Le stirpi sono vie e snodi spirituali per le quali occorre sensibilità, equilibrio, metodo e pazienza per tentare di riannodare i complessi e sottili fili dispersi e obliati. Bisogna superare le sovrastrutture mentali, i riduzionismi quanto i campanilismi per ragionare come nei tempi antichi; cioè in modo organico e anagogico.
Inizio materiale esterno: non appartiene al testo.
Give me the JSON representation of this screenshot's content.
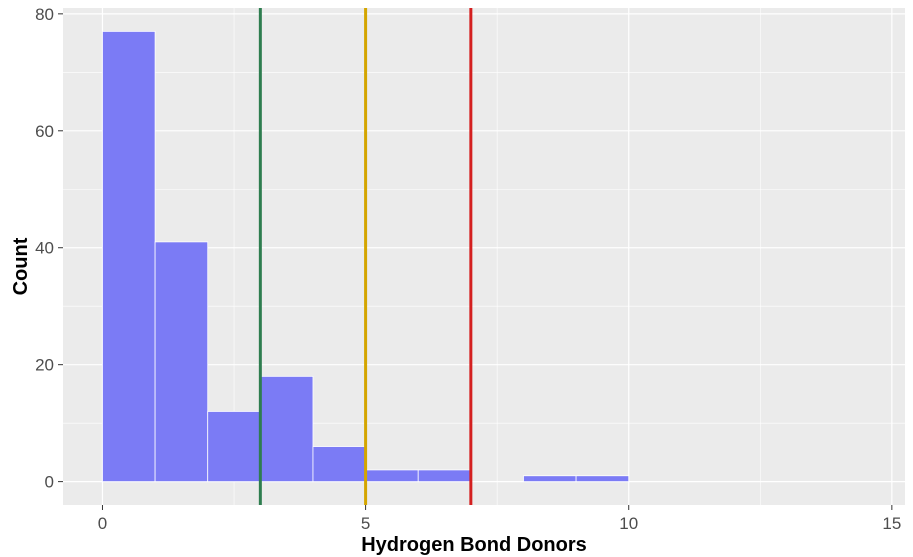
{
  "chart_data": {
    "type": "bar",
    "title": "",
    "xlabel": "Hydrogen Bond Donors",
    "ylabel": "Count",
    "xlim": [
      -0.75,
      15.25
    ],
    "ylim": [
      -4,
      81
    ],
    "x_ticks": [
      0,
      5,
      10,
      15
    ],
    "x_tick_labels": [
      "0",
      "5",
      "10",
      "15"
    ],
    "y_ticks": [
      0,
      20,
      40,
      60,
      80
    ],
    "y_tick_labels": [
      "0",
      "20",
      "40",
      "60",
      "80"
    ],
    "grid": true,
    "bin_width": 1,
    "bins": [
      {
        "start": 0,
        "end": 1,
        "count": 77
      },
      {
        "start": 1,
        "end": 2,
        "count": 41
      },
      {
        "start": 2,
        "end": 3,
        "count": 12
      },
      {
        "start": 3,
        "end": 4,
        "count": 18
      },
      {
        "start": 4,
        "end": 5,
        "count": 6
      },
      {
        "start": 5,
        "end": 6,
        "count": 2
      },
      {
        "start": 6,
        "end": 7,
        "count": 2
      },
      {
        "start": 7,
        "end": 8,
        "count": 0
      },
      {
        "start": 8,
        "end": 9,
        "count": 1
      },
      {
        "start": 9,
        "end": 10,
        "count": 1
      }
    ],
    "vertical_lines": [
      {
        "x": 3,
        "color": "#2e7d4f"
      },
      {
        "x": 5,
        "color": "#d4a500"
      },
      {
        "x": 7,
        "color": "#d42020"
      }
    ],
    "bar_color": "#7b7bf5",
    "panel_color": "#ebebeb",
    "grid_color": "#ffffff"
  }
}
L’arte spiega meglio delle parole la vicinanza delle stirpi mantovane al culto del Sangue di Cristo; nel volume di Carlo d’Arco Delle arti e degli artefici di Mantova (1857) alla tavola V si presenta il disegno di un mosaico che era presente nell’abbazia di San Benedetto a Polirone raffigurante il Cristo crocefisso contornato da una serie di personaggi. I dettagli di quest’opera sacra si rivelano preziosi: alla sinistra del Crocefisso ecco una donna incoronata, una regina, che raccoglie il sangue del Redentore che fiotta dal costato porgendo un calice ampio che ricorda una scodella. Alla base della croce due segni vangelici: il serpente della prudenza e la colomba della semplicità; più sotto un recipiente che sembra un grande unguentario o un vaso. Alla destra un misterioso giovane che reca un agnello e sotto: le tre Marie e l’angelo della resurrezione sopra la pietra sepolcrale. Una traccia eloquente e affascinante.